- Rahmatabad Location within Iran
- Coordinates: 29°37′54″N 53°01′56″E﻿ / ﻿29.63167°N 53.03222°E
- Country: Iran
- Province: Fars
- County: Zarqan
- District: Rahmatabad
- Rural District: Rahmatabad

Population (2016)
- • Total: 3,402
- Time zone: UTC+3:30 (IRST)

= Rahmatabad, Zarqan =

Village in Fars province, Iran

Rahmatabad (رحمت اباد) (Note: Also romanized as Raḩmatābād) is a village in, and the former capital of, Rahmatabad Rural District of Rahmatabad District, Zarqan County, Fars province, Iran, and serves as capital of the district. The capital of the rural district has been transferred to the village of Mehrian.

==Demographics==
===Population===
At the time of the 2006 National Census, the village's population was 3,286 in 850 households, when it was in the former Zarqan District of Shiraz County.
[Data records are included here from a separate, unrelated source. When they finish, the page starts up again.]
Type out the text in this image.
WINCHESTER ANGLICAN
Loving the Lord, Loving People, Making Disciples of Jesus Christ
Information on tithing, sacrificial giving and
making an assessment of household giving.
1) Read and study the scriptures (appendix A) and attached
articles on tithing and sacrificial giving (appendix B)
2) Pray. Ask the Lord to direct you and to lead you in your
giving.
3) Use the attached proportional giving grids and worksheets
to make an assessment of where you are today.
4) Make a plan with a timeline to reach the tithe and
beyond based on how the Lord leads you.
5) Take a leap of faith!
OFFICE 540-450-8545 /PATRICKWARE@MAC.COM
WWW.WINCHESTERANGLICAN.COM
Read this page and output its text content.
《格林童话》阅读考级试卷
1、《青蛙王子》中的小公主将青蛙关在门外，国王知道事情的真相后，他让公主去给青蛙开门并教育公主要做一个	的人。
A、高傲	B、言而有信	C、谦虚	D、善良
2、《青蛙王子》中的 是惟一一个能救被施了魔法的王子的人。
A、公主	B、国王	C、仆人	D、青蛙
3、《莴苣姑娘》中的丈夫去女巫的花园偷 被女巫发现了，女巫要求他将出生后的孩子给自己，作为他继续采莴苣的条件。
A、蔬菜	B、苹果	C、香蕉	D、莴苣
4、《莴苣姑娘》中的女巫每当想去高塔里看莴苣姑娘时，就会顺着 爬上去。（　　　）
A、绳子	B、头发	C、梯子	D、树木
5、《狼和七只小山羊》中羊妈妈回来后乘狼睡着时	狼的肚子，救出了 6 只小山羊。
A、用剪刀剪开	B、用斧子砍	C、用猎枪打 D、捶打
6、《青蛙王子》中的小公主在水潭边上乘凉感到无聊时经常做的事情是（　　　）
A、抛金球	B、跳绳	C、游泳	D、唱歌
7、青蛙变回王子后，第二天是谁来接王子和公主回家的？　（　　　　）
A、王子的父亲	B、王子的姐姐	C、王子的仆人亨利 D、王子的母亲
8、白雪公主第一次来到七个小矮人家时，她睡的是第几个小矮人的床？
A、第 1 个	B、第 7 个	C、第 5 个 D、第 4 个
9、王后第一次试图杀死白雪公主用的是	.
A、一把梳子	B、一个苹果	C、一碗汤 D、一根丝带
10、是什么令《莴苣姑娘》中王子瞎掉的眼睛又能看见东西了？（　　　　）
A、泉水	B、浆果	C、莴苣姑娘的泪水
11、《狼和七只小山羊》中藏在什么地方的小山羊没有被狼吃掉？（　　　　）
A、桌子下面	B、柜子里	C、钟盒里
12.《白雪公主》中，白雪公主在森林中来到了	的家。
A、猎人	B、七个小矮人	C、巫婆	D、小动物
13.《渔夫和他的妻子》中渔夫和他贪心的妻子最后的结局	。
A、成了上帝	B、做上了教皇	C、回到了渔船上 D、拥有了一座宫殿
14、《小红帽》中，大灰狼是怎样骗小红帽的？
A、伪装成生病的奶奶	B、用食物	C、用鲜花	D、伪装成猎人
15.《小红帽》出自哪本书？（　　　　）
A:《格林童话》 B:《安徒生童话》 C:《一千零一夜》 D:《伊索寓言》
The following census in 2011 counted 3,126 people in 917 households. The 2016 census measured the population of the village as 3,402 people in 1,020 households. It was the most populous village in its rural district.

In 2018, the district was separated from the county in the establishment of Zarqan County, and the rural district was transferred to the new Rahmatabad District.